1 mole of N₂ produces 2 moles NH₃

Now, moles of N₂

 $\begin{array}{l}=0.88\times \frac{1}{2}\left(\mathrm{mol}\right)\\ =0.44\left(\mathrm{mol}\right)\end{array}$

Hence, moles of N₂ produce 15g NH₃ are 0.44mol.
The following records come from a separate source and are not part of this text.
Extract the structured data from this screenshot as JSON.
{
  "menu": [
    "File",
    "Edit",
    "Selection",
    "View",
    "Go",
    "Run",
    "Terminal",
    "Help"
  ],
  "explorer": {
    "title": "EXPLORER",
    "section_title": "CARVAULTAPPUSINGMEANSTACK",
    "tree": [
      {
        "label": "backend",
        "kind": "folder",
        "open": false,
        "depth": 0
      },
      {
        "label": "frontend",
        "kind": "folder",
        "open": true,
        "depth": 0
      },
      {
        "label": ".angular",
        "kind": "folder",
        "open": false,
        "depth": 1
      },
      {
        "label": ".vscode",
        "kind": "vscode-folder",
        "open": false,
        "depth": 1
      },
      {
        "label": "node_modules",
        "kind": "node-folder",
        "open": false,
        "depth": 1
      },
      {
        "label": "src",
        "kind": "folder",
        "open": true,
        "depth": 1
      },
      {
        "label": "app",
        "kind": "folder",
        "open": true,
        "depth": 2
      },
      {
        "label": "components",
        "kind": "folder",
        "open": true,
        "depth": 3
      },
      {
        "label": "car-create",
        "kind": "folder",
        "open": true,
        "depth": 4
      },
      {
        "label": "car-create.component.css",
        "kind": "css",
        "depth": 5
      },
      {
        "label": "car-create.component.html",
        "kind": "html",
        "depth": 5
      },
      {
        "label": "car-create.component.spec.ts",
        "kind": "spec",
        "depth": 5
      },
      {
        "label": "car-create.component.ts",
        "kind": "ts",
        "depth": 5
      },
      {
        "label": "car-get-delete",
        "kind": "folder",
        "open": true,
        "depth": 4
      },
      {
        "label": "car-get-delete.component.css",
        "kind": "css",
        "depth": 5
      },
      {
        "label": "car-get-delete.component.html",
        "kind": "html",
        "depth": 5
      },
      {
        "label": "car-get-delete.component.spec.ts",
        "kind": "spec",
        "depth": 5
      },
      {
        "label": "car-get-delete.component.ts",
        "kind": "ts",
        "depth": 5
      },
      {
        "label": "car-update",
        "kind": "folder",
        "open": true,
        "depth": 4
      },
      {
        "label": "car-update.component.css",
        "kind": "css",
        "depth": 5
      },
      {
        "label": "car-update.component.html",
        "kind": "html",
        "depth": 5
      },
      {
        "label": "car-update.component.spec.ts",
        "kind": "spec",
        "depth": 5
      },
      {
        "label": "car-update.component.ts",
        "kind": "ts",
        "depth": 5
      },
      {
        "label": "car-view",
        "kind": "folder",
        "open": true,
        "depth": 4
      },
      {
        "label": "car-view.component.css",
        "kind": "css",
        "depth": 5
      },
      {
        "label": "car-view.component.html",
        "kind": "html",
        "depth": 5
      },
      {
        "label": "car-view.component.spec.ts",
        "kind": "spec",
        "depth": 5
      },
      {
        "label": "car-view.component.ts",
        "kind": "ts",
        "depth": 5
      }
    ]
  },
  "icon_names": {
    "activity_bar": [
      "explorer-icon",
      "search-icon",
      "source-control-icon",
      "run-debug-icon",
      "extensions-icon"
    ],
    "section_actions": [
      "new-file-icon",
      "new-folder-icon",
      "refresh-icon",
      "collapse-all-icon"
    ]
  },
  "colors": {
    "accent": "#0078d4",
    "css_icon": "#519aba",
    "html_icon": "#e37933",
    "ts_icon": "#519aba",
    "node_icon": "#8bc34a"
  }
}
According to the balanced equation

${\mathrm{N}}_2\left(\mathrm{g}\right)+3{\mathrm{H}}_2\left(\mathrm{g}\right)\to 2{\mathrm{NH}}_3\left(\mathrm{g}\right)$

3 moles of H₂ produces 2 moles NH₃

Now, moles of H₂

 $\begin{array}{l}=0.88\times \frac{3}{2}\left(\mathrm{mol}\right)\\ =1.32\left(\mathrm{mol}\right)\end{array}$

Hence, moles of H₂ produce 15g NH₃ are 1.32mol.

As you know,

Moles at equilibrium = initial moles – reacted moles

Now, initial moles of N₂ = 0.714mol

Now, moles of N₂ at equilibrium

 $\begin{array}{l}=(0.714-0.44)\left(\mathrm{mol}\right)\\ =0.274\left(\mathrm{mol}\right)\end{array}$

As you know,

Moles at equilibrium = initial moles – reacted moles

Now, initial moles of H₂ = 4.96mol

Now, moles of H₂ at equilibrium

 $\begin{array}{l}=(4.96-1.32)\left(\mathrm{mol}\right)\\ =3.64\left(\mathrm{mol}\right)\end{array}$

Moles of N₂ and H₂ at equilibrium are 0.274mol and 3.64mol respectively.